Saturday, 11 September 2010

more on time travel

the ghost of time has been with me throughout the last year. it has become a structuring device. an organizing framework for sense-making. it allows me to time travel. so I did last Sunday night – my neighbour’s loud and evident love at 4 am for put me firmly at a table, at the entrance of the t-keller with some rioja and him, some time in 1999; and as the associations tumbled along, it was a year and one day that I sat in the kitchen of the white room and suddenly had words for that restlessness in my body and my heart. a restlessness intermingling with fear. not the ordinary fear of the world outside but the ordinary fear of the world inside. in fact, the fear of that restlessness. that there would only ever be restlessness. that at all crucial moments in time, these would be inscribed by restlessness. those sensations that travel from my gut up to the back of my throat, shedding adrenaline through my body, making it tingle everywhere.

high alertness and yet nowhere to move.

the ghost of time as expression of a past as it inflected on the future in the very present. it is my specific time travel: backwards and forwards and then let it all collapse into the now. has noone ever thought of this before?

once the words were written at the kitchen table while it was getting dark outside, they took concrete form. rather than another pdf on my hard drive, they called for moving further, onto paper, into print and illustration. that transformation of the bodily sensation into external document was deliberate. as I had written about taking pictures to the framer and thereby externalising them, giving them their own subject being – one so much less owned by me, so was this.

it was a gift, a memento (and so much mori), to him, but even more so to myself. psychoanalysis has probably clearly defined terms for such externalising of loss and grief. it becomes material and thus separate from the self.
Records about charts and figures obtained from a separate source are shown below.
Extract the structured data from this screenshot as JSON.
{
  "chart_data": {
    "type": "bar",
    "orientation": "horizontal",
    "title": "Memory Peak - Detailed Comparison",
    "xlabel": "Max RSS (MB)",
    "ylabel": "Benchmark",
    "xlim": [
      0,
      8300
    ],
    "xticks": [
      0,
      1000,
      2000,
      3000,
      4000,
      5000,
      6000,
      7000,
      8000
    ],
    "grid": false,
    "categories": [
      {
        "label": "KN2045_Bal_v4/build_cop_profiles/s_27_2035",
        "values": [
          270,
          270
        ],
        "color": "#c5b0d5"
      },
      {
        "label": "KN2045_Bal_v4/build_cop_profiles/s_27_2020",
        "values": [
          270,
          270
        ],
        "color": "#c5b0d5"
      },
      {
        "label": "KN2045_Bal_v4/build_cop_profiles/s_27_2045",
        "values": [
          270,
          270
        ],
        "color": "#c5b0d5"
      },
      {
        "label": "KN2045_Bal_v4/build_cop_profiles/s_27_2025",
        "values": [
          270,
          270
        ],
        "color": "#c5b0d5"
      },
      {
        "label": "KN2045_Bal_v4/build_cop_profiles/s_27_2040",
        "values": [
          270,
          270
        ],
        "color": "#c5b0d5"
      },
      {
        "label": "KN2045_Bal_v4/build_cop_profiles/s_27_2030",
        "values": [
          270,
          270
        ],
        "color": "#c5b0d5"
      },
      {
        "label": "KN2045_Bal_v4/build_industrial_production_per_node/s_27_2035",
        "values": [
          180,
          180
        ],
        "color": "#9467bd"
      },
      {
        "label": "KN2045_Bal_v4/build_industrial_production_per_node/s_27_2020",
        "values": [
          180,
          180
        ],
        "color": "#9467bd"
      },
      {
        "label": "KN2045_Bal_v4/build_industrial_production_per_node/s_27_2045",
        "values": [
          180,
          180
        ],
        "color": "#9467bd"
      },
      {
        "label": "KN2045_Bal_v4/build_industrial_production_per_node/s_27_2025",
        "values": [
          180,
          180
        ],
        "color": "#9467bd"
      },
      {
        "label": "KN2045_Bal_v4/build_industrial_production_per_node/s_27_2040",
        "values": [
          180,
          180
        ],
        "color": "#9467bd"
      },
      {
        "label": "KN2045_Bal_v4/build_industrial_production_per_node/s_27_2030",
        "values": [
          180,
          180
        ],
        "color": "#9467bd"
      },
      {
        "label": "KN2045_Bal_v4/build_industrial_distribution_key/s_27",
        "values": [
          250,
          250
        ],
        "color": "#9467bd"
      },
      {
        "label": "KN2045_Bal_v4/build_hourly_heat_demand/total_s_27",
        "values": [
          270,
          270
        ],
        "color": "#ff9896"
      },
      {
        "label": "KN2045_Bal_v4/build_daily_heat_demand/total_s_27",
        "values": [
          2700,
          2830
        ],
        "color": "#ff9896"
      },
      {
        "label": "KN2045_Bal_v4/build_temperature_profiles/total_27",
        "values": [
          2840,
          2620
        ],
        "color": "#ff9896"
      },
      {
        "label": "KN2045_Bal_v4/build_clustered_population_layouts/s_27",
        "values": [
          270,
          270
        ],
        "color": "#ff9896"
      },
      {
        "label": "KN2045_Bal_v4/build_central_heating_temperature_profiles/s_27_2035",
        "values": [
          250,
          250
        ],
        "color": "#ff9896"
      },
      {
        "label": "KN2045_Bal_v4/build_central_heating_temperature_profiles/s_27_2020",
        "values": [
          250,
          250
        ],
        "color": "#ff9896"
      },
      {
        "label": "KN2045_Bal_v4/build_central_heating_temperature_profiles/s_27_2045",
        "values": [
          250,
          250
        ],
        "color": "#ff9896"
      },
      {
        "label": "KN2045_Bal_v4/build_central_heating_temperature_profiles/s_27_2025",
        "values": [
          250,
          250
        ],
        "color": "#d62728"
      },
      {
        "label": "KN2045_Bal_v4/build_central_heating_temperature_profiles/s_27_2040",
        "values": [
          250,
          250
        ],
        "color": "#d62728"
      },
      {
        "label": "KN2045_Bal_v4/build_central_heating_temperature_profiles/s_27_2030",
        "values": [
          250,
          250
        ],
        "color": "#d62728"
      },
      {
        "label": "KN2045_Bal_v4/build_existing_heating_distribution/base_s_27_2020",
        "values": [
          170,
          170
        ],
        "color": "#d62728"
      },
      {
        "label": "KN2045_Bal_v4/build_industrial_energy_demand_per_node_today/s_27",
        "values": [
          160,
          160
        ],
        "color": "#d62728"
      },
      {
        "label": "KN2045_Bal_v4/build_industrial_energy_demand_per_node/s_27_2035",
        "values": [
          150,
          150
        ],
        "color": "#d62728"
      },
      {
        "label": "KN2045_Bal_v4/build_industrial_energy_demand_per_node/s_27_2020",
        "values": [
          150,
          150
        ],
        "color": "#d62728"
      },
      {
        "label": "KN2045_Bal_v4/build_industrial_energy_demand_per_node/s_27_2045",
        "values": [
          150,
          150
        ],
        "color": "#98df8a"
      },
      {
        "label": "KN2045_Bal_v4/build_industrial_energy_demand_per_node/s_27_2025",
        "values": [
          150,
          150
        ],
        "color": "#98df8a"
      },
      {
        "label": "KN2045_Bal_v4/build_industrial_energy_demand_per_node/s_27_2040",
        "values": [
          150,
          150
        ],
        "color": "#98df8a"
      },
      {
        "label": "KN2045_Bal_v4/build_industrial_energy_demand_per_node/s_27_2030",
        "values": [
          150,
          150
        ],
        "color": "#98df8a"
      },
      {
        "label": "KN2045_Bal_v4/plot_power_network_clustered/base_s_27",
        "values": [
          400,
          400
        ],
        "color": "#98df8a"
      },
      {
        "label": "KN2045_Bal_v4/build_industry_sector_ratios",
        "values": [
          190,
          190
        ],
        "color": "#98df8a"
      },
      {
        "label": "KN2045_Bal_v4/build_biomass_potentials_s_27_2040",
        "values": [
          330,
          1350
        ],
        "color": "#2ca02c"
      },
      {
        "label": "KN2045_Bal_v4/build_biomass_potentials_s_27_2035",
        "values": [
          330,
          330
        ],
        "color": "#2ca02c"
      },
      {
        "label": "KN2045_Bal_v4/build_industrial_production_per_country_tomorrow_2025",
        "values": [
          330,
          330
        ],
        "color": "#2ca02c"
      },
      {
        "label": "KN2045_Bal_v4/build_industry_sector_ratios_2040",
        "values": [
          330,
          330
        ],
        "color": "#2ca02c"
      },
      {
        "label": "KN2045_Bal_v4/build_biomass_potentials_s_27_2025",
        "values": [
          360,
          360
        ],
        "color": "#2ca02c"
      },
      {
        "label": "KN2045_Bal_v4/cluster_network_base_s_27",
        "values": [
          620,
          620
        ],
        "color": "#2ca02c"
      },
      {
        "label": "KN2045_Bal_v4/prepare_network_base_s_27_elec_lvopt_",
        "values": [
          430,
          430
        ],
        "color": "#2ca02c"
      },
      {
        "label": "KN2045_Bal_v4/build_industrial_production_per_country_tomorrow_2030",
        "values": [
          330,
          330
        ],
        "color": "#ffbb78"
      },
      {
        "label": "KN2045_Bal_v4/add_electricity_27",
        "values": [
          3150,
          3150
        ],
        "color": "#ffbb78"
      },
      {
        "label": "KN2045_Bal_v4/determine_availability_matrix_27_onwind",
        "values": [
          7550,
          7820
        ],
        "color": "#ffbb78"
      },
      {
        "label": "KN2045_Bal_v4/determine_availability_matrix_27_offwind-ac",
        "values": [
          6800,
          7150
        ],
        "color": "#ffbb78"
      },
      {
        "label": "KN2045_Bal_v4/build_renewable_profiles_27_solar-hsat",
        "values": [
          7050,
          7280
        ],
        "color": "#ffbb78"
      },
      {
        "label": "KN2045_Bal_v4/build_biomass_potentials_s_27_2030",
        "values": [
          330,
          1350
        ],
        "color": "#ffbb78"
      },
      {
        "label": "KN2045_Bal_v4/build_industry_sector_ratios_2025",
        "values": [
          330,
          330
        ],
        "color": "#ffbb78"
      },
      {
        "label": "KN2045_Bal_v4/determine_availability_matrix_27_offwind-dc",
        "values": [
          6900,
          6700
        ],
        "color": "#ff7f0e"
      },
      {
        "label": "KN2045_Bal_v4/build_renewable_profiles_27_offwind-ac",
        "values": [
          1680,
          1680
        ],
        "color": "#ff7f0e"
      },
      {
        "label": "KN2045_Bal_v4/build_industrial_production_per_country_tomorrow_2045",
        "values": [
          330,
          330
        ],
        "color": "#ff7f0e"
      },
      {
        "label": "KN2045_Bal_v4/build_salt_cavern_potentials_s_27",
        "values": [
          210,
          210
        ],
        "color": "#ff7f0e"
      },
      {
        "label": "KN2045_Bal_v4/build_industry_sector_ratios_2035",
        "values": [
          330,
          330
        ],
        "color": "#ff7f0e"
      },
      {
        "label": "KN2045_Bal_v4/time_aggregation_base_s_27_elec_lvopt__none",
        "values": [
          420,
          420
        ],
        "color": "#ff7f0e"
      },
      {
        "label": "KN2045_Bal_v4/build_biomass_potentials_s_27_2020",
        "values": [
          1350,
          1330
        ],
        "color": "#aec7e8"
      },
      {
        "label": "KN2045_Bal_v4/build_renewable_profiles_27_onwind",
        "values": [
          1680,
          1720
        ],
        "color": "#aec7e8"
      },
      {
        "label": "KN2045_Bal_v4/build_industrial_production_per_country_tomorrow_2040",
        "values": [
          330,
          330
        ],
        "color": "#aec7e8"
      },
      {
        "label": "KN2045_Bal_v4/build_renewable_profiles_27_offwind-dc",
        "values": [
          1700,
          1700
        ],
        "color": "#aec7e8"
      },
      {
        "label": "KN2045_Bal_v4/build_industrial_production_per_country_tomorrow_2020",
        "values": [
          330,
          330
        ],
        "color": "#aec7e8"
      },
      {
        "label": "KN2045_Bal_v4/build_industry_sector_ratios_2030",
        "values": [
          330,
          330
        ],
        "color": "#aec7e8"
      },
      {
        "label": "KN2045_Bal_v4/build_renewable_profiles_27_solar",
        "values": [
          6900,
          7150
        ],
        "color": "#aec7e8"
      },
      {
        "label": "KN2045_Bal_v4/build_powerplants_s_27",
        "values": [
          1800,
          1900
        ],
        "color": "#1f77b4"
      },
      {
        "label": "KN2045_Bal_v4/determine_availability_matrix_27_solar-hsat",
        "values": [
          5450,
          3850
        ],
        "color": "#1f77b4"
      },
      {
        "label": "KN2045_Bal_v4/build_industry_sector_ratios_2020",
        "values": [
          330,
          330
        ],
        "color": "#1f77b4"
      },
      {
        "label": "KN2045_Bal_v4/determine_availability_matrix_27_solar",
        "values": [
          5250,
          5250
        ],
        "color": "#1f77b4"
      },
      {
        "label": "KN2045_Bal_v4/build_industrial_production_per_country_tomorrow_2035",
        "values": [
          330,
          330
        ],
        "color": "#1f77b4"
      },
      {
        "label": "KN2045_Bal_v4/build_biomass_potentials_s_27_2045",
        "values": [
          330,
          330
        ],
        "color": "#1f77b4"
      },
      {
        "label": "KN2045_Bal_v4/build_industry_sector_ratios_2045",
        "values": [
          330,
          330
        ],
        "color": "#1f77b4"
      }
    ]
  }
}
looking back at the traces on the blog I am surprised how it also became intimately tied up with my departure – a physical and a mental one during October and November. looking at the posts I don’t remember several of them – if the presence is so full, I find that it leaves little space to be remembered in detail later. so while I was leaving and yet staying, the ghost of time did precisely that: it ghosted my time in absence. marked out a space of loss in the present that was past while I was practising the future. looking back at this I feel intensely grateful. for having taken it so serious for all those years. those years were important. and for this departure.

so, the ghost is alive. it has a name, a cover and a blue dust jacket. in all this he’s circulating – circulating without me, on his own. as much as there is continuity in the memory of loss, there can be other continuities. I am aware of how they are wilfully productive: productive of all kinds of conciliatory and soothing emotions. as if the world operated as a tit for tat.

I was going to write some more about the sense-making of one’s experiences by others. but, as often, i. has provided me with good questions which in the process reveal much more about my own sense-making than that of others. inspiration can work through all sorts of ways and produce all kinds of resonances. it is not as such an indicator for trying to trace authenticity. it only serves a reminder to myself who the ghost of time will always be for me. a moment in the past that restructures all possible futures in any present.

so, why not have some more of this. another glass of wine?

Wednesday, 8 September 2010


... just turned into a doing word.

don't quite know why. but viewing weather forcasts is generally an integral part of my vorfreuding. so, i just looked out for this one:

and then remembered that one:

not that much difference between them, is there. only thing is that the top one is heading towards autumn - more rain, less warmth and the bottom one towards spring. och well... autumn seems a good time to visit. forcast number one will be in presence in just over ten days.

Saturday, 4 September 2010

more movement

... in poses and on paper. human form this time and no chickens in sight.